New Mexico streams are diminutive compared to streams in the northern Rockies for three reasons. First, we simply don’t get as much precipitation as those northern areas. Second, our winters are shorter and our atmosphere is drier so we have more moisture loss due to sublimation and evaporation. Finally, we’re the only state west of the Mississippi that doesn’t have an instream flow bill so there’s great strain on our waterways due to consumptive use.

La Junta, confluence of the Red and Rio Grande

La Junta, confluence of the Red and Rio Grande

Where there are feeder creeks in the central Rockies, we have tiny creeks and seeps. Where they have major rivers, we have medium-sized rivers like the Rio Grande and Rio Chama. So even though the lower Red River may be a small stream compared to other rivers, it isn’t considered one here, although some of the techniques talked about here are valuable on streams of any size. Larger rivers should be broken down and looked at as several small streams running parallel to each other. No matter how big the river, you can only fish one drift line at a time, unless you’re stripping streamers across currents.

So what is a small stream in New Mexico? If you can’t cast or throw a rock across it, then it’s not a small stream. In this context, a small stream is a stream or creek whose average summertime flow is less than 30 cfs. Depending on the grade, a stream with this flow is about 15 to 20 feet wide, although it could be as wide as 30 or 40 feet in slow pools or beaver ponds.

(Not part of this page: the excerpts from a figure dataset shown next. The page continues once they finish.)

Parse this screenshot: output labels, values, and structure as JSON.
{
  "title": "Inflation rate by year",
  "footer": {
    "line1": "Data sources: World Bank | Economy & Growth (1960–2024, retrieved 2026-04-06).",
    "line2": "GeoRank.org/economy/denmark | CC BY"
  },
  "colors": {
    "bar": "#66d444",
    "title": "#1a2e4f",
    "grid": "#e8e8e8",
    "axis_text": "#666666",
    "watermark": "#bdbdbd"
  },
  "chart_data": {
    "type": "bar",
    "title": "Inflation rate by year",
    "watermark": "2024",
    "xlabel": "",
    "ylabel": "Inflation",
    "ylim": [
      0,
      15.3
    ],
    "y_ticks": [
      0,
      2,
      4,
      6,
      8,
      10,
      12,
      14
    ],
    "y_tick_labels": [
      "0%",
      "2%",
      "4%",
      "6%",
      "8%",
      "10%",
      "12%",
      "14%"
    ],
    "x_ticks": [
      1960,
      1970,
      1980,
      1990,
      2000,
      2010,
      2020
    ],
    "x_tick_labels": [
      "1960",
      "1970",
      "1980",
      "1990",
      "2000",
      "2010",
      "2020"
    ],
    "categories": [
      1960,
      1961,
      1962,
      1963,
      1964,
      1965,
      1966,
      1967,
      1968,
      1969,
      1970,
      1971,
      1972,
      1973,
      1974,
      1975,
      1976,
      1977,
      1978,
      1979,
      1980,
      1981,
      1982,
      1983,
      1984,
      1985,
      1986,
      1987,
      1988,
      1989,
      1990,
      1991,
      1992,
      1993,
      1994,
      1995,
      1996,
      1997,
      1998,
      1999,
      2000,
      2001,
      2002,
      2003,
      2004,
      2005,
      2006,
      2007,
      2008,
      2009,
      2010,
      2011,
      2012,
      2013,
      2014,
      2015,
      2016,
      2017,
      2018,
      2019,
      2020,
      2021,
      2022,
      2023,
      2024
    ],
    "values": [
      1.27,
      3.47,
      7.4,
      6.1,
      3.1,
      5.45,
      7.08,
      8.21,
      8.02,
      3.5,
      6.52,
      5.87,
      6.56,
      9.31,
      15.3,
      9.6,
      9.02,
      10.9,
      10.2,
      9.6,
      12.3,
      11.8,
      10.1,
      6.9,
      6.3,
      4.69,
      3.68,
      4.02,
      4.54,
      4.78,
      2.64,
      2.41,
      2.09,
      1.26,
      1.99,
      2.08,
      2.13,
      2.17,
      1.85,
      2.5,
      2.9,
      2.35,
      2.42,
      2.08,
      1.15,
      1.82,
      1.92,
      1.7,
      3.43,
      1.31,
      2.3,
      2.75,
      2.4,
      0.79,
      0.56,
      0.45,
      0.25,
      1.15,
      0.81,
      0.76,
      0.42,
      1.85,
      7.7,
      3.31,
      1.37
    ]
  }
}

The best description of most fishable water in New Mexico is “pocket water.”

The best description of most fishable water in New Mexico is “pocket water.”

Most streams in New Mexico are small streams, and even some of the main rivers run less than 30 cfs during fall and winter or during drought conditions. Many fishable creeks in New Mexico are 5 cfs or smaller—only about a foot or two wide.

In Wyoming I wouldn’t even look at creeks this size, and they probably wouldn’t contain very many, if any, catchable-sized fish. In New Mexico, however, we have healthy fish populations in very tiny creeks, and sometimes these waters hold trout up to 18 inches. This is primarily due to our mild, short winters. Our creeks don’t usually suffer from winterkill. The shorter winters also translate into longer growing seasons and more abundant aquatic insect populations.

This is what makes our small streams and creeks so special; they are very productive for their size. Try one of the hundreds of such waters in New Mexico and you’ll see what I mean.